GENEVA – As 2015 begins, the values enshrined in the Charter of the United Nations and the Universal Declaration of Human Rights are under threat. Around the world, personal liberty, human rights, and democracy are at risk – even in countries that have embraced democratic ideals. The international community is deeply divided, blocking progress on a host of global challenges, ranging from the crises in Syria, Iraq, and Ukraine to climate change and international trade.
Three factors – all likely to persist this year – are driving these unsettling trends.
First, globalization may have delivered many benefits, but it has also eroded the capacity of societies to determine their own destinies. Many modern challenges – including tax avoidance, organized crime, cyber insecurity, terrorism, climate change, international migration, and financial flows, both licit and illicit – have one thing in common: the traditional instruments of a sovereign state have become inadequate to manage them.

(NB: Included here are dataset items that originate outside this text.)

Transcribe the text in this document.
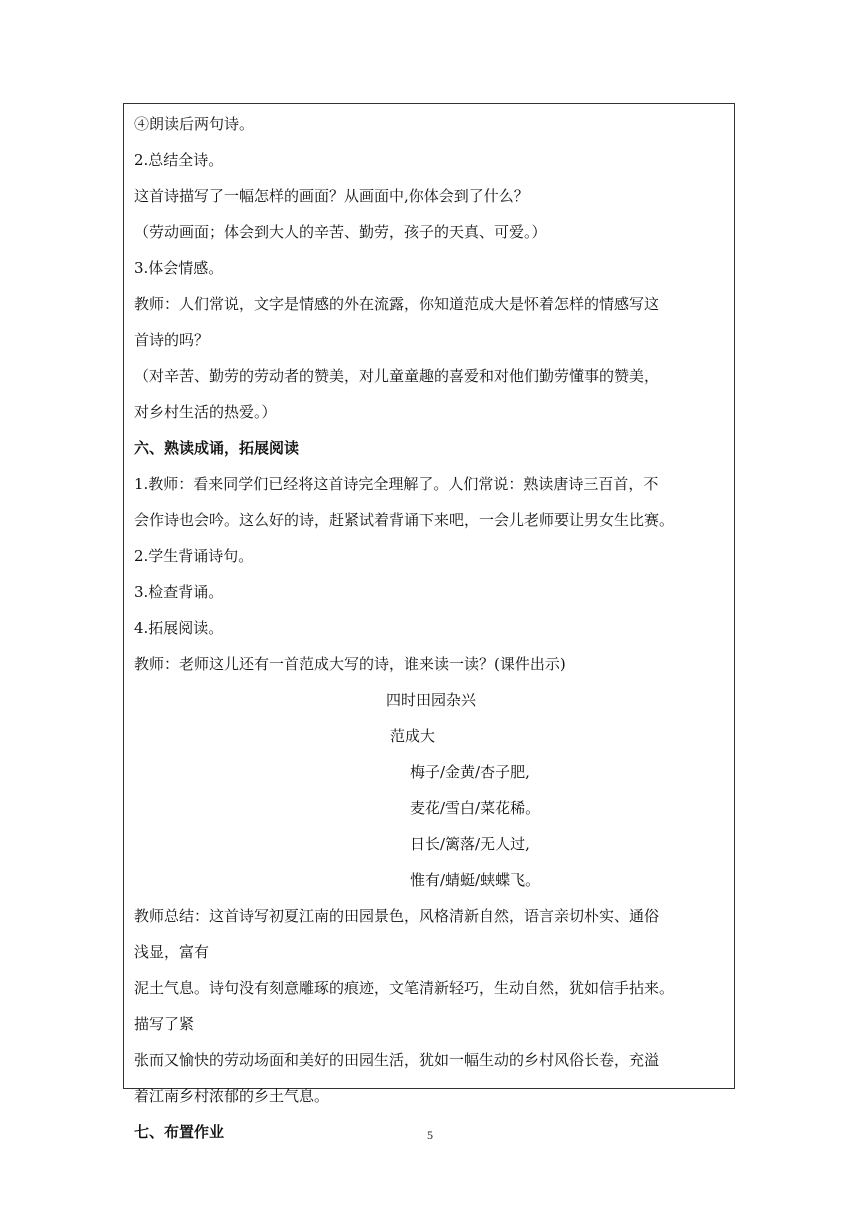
④朗读后两句诗。

2.总结全诗。

这首诗描写了一幅怎样的画面？从画面中,你体会到了什么？

（劳动画面；体会到大人的辛苦、勤劳，孩子的天真、可爱。）

3.体会情感。

教师：人们常说，文字是情感的外在流露，你知道范成大是怀着怎样的情感写这
首诗的吗？
（对辛苦、勤劳的劳动者的赞美，对儿童童趣的喜爱和对他们勤劳懂事的赞美，
对乡村生活的热爱。）

六、熟读成诵，拓展阅读

1.教师：看来同学们已经将这首诗完全理解了。人们常说：熟读唐诗三百首，不
会作诗也会吟。这么好的诗，赶紧试着背诵下来吧，一会儿老师要让男女生比赛。

2.学生背诵诗句。

3.检查背诵。

4.拓展阅读。

教师：老师这儿还有一首范成大写的诗，谁来读一读？(课件出示)

四时田园杂兴

范成大

梅子/金黄/杏子肥,

麦花/雪白/菜花稀。

日长/篱落/无人过,

惟有/蜻蜓/蛱蝶飞。

教师总结：这首诗写初夏江南的田园景色，风格清新自然，语言亲切朴实、通俗

浅显，富有

泥土气息。诗句没有刻意雕琢的痕迹，文笔清新轻巧，生动自然，犹如信手拈来。

描写了紧

张而又愉快的劳动场面和美好的田园生活，犹如一幅生动的乡村风俗长卷，充溢

着江南乡村浓郁的乡土气息。

七、布置作业	5
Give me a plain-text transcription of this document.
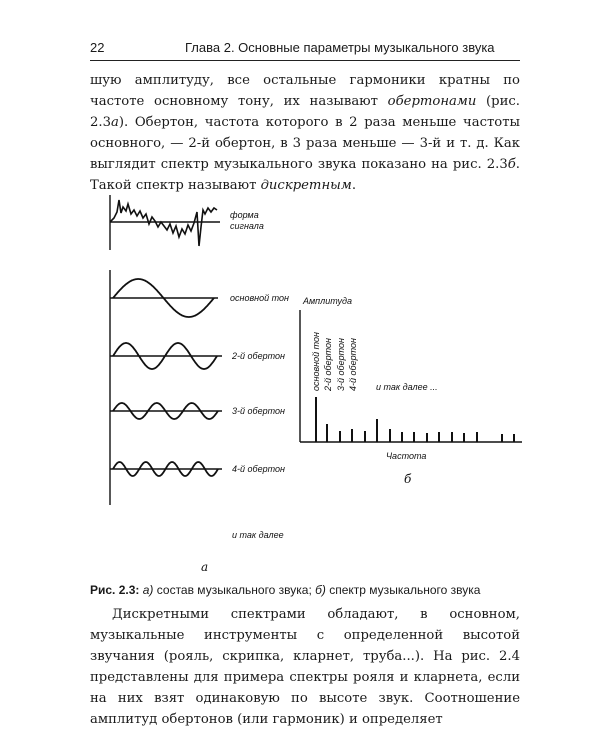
22	Глава 2. Основные параметры музыкального звука
шую амплитуду, все остальные гармоники кратны по частоте основному тону, их называют обертонами (рис. 2.3а). Обертон, частота которого в 2 раза меньше частоты основного, — 2-й обертон, в 3 раза меньше — 3-й и т. д. Как выглядит спектр музыкального звука показано на рис. 2.3б. Такой спектр называют дискретным.
форма
сигнала
основной тон
2-й обертон
3-й обертон
4-й обертон
и так далее
а
Амплитуда
Частота
и так далее ...
основной тон 2-й обертон 3-й обертон 4-й обертон
б
Рис. 2.3: а) состав музыкального звука; б) спектр музыкального звука
Дискретными спектрами обладают, в основном, музыкальные инструменты с определенной высотой звучания (рояль, скрипка, кларнет, труба...). На рис. 2.4 представлены для примера спектры рояля и кларнета, если на них взят одинаковую по высоте звук. Соотношение амплитуд обертонов (или гармоник) и определяет
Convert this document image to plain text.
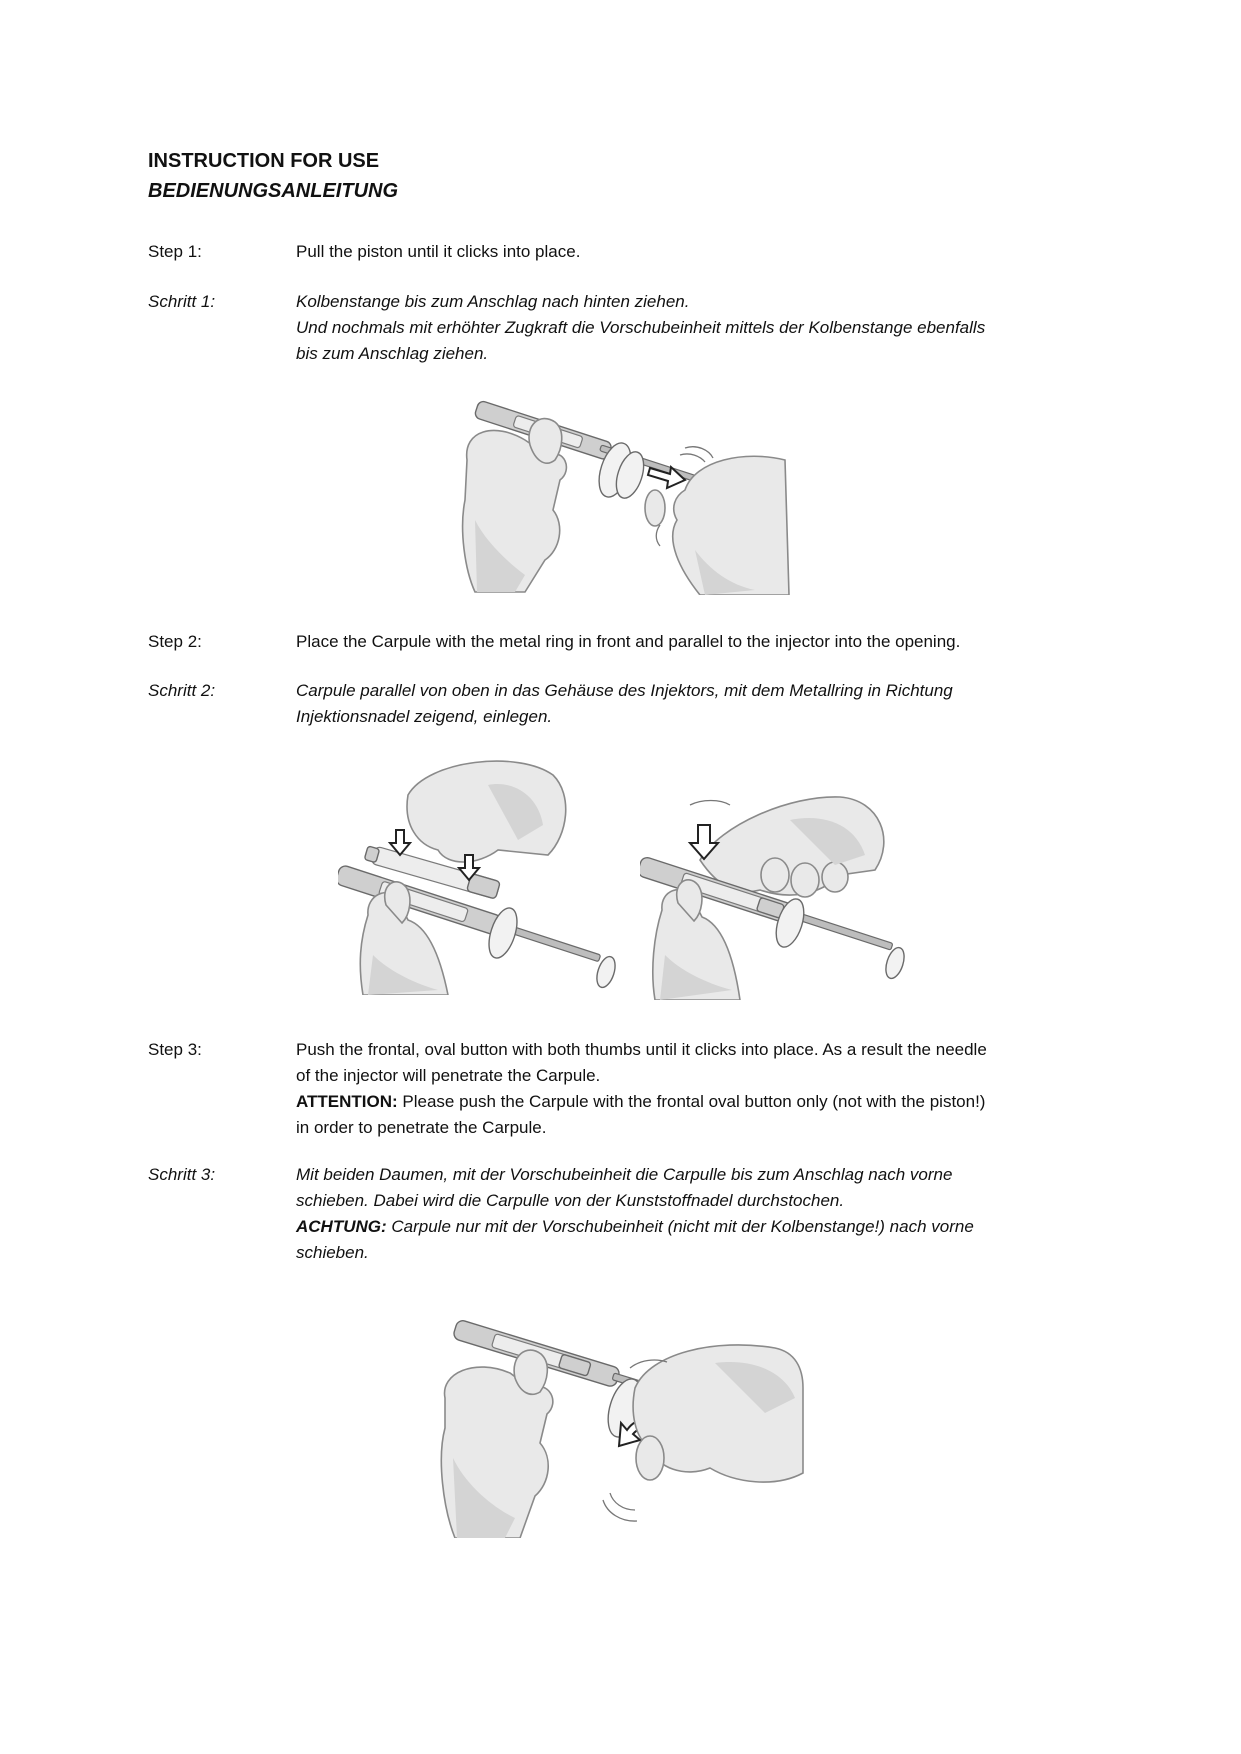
INSTRUCTION FOR USE
BEDIENUNGSANLEITUNG
Step 1:	Pull the piston until it clicks into place.
Schritt 1:	Kolbenstange bis zum Anschlag nach hinten ziehen.

Und nochmals mit erhöhter Zugkraft die Vorschubeinheit mittels der Kolbenstange ebenfalls

bis zum Anschlag ziehen.

Step 2:	Place the Carpule with the metal ring in front and parallel to the injector into the opening.
Schritt 2:	Carpule parallel von oben in das Gehäuse des Injektors, mit dem Metallring in Richtung

Injektionsnadel zeigend, einlegen.

Step 3:	Push the frontal, oval button with both thumbs until it clicks into place. As a result the needle

of the injector will penetrate the Carpule.

ATTENTION: Please push the Carpule with the frontal oval button only (not with the piston!)

in order to penetrate the Carpule.

Schritt 3:	Mit beiden Daumen, mit der Vorschubeinheit die Carpulle bis zum Anschlag nach vorne

schieben. Dabei wird die Carpulle von der Kunststoffnadel durchstochen.

ACHTUNG: Carpule nur mit der Vorschubeinheit (nicht mit der Kolbenstange!) nach vorne

schieben.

Second, failed military solutions in Afghanistan and Iraq have played a large role in undermining the international community’s unity, and eroding confidence in intervention in general, even as established powers cut budgets and emerging powers shy away from taking on new responsibilities. In 2014, leaders in my native Africa and elsewhere challenged the objectivity and effectiveness of the International Criminal Court, the creation of which was a major milestone in the struggle to end impunity for national leaders.